Was für ein Mensch ist dieser Thomas Reiter? In Neu-Isenburg aufgewachsen, von der ersten Mondlandung für Raumfahrt infiziert und von seinem segelfliegenden Vater schon früh in die Lüfte gehoben, baut der jugendliche Thomas Reiter eigene Raketen, studiert Luft- und Raumfahrttechnik und wird Tornado-Pilot bei der Bundeswehr. Auch wenn man das Berufsziel Astronaut nicht planen kann, wirkt Thomas Reiters Werdegang im nach hinein doch sehr zielgerichtet.

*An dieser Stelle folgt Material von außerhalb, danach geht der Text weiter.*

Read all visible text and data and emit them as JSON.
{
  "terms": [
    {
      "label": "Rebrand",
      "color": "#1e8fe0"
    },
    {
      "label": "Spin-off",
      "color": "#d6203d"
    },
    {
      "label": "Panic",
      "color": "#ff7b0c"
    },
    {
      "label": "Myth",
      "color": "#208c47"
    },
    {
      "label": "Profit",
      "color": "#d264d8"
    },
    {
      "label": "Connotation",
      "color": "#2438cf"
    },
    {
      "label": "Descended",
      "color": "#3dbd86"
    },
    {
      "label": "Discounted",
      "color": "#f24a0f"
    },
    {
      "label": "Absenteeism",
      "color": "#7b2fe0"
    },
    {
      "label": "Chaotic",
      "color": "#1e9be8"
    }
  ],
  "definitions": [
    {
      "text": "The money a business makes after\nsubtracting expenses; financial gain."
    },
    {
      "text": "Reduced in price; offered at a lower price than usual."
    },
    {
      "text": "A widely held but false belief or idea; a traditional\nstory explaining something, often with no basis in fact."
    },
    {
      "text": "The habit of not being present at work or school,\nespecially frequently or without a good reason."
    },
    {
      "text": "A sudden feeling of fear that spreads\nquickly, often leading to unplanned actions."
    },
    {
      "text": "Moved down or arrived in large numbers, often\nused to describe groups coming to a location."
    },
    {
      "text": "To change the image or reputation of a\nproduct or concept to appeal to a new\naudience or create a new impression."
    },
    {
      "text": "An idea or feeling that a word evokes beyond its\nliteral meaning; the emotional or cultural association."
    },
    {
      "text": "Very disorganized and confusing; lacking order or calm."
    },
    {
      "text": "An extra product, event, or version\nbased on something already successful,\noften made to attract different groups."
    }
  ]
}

Die Autorin charakterisiert ihn kurz so:
„Thomas Reiter ist ein sachlicher und zurückhaltender Mensch, und wenn er über seine Erlebnisse im Weltraum berichtet, vermeidet er, große Worte zu machen.“Eine echte Biographie über einen so sachlichen, zurückhaltenden Musterastronauten zu schreiben ist kaum möglich. Es mangelt an Reibungspunkten, Dramen und seltsamen Anwandlungen, wie sie beispielsweise in den Lebensgeschichten der Apollo-Astronauten vorkommen. Auch sein aktueller Job als ESA-Direktor für „Human Spaceflight and Operations“ in Darmstadt ist kein Stoff, aus dem spannende Bestseller gestrickt werden. So ist Hildegard Werths Buch doch in erster Linie ein Raumfahrtbuch, in dem der Leser Thomas Reiter über die Schulter schaut und neben vielen technischen Details auch unterhaltsame Informationshäppchen über das Leben im All serviert bekommt.
Ziemlich persönlich wird es dann aber doch, wenn Thomas Reiter offen über die körperliche Belastung spricht, die insbesondere der Wechsel von Schwerelosigkeit und Erdendasein hervorruft. Der Astronaut ist hier Versuchskaninchen. Er testet die Weltraumtauglichkeit des Menschen und obwohl Thomas Reiter zwei Mal an die Grenzen der körperlichen Leistungsfähigkeit stößt, würde er sofort ein drittes Mal fliegen.
Fazit: Das Buch ist locker geschrieben und gibt den raumfahrtinteressierten Leser, das, was er braucht: Detaillierte Fakten und kuriose Akronyme. Was ein bisschen nervt, sind die vielen Wiederholungen, die sich daraus ergeben, dass die Autorin im Journalistentross fleißig diverse Veranstaltungen mit Thomas Reiter besucht, auf denen er mehr oder weniger immer dasselbe sagt. Überhaupt sind es nicht diese offiziellen und "politischen" Seiten, die an Thomas Reiter interessant sind. Mir gefallen die Passagen besonders gut, in denen die sachliche Nüchternheit des Ingenieurs mit der Großartigkeit des Projekts kontrastieren. Astronauten sind einfach auf eine angenehme Art und Weise coole Typen.
Bibliographische Angaben:
Hildegard Werth
Thomas Reiter
Leben in der Schwerelosigkeit
2011, 271 S., 42 Farbfotos auf Taf.
Einband: Gebunden
Verlag: Herbig
ISBN: 9783776626582
€ 19,95 (D)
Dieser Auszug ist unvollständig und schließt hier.